Like a gutless wimp at the start of our next sortie, I fully assumed the weak will of a wuss. Destination: ALMA. Atacama Large Millimetre / Sub-millimetre Array. Eh? One of the world’s most important international observatories ever to be built and still being built. My position? Bottom lip out at the bottom of a volcano. Jason’s inner astro-geek was determined to find this revolutionary radio telescope sat upon the Chajnantor plateau – whose surface of its antennas is smooth to within the thickness of a human hair – by any means. The security guy in front of the barrier of the main road leading straight to the observatory, tersely insisted we would be going nowhere near his highly protected pride and joy. He was about as fun as a funeral. I understood a media pass that would take four weeks to issue as well as passing a medical with flying colours, would allow us to sail through security. That was about as feasible as squeezing silver from a silverfish.
An alternative route Jason had cursorily gleaned from Google maps, which scaled a volcano would however take us to our desired destination. According to a sketchy line on the satnav anyway. I suppose there had to be rain to get a rainbow; I conked out at the first sandy hurdle ascending up said volcano. No road as such marked the map, we were simply scrambling up sandy tracks that suggested a way toward its summit and ALMA thereafter. Pearl’s front wheel, like my first realisation sunk in without solace; I knew where I stood with the ripio, my ‘good to me’ gravelly friend. There was only a trace of ripio in sight. I therefore had to battle against a sizable lack of skill to tackle this sandy travail. It was standing in my way with a certain connivance. After a prolonged moment of doing nothing, Jason sat back and patiently waited to let me figure it out. Timely as it was, it was difficult to absorb Jason’s advice in my indignant state.

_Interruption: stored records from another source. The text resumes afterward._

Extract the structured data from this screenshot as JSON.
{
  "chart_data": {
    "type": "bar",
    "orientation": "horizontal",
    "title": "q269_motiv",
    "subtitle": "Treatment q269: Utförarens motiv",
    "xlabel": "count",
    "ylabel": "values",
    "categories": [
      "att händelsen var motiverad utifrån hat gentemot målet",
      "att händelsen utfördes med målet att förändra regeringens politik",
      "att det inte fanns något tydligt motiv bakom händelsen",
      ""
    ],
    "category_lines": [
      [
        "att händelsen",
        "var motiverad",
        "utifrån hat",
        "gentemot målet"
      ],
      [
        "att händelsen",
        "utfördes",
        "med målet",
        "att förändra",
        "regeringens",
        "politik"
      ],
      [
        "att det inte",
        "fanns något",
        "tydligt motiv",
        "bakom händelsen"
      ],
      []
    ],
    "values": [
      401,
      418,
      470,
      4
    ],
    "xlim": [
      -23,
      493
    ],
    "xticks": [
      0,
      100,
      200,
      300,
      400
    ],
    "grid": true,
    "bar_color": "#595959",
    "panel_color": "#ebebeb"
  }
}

I was flooded with a natural buzz once I got going, albeit an adrenaline-laced shaky one. Admittedly I’d pondered too long and some ‘snotting and screaming’ in protest down the helmet’s intercom later, it was well worth the irrational fear I’d harboured but managed to relinquish. We carefully meandered around the volcano’s rough and tortuous edges, treaded over patches of snow and eventually reached a height on a par to Everest’s base camp. Over 5,200 metres in sub-zero temperatures but my my, it was beautiful up there. I felt vulnerable, dizzy at quite a torturing altitude and high on elevation. It was no wonder we were getting bloody nostrils with less oxygen making the air thinner, colder and drier. Just a few hundred metres from reaching the observatory, we met a barricade of sand. As someone that wasn’t a seasoned sand-rider, we were forced to turn around. Shame as Jason could have probably made it solo. On the return trail back, a smattering of smugness seeped in as Pearl somehow managed to avoid going down in the sand, unlike Jason who was filming me in anticipation that I would! Alas, we didn’t reach the desired destination of ALMA but having got as far as I had, was good enough for me.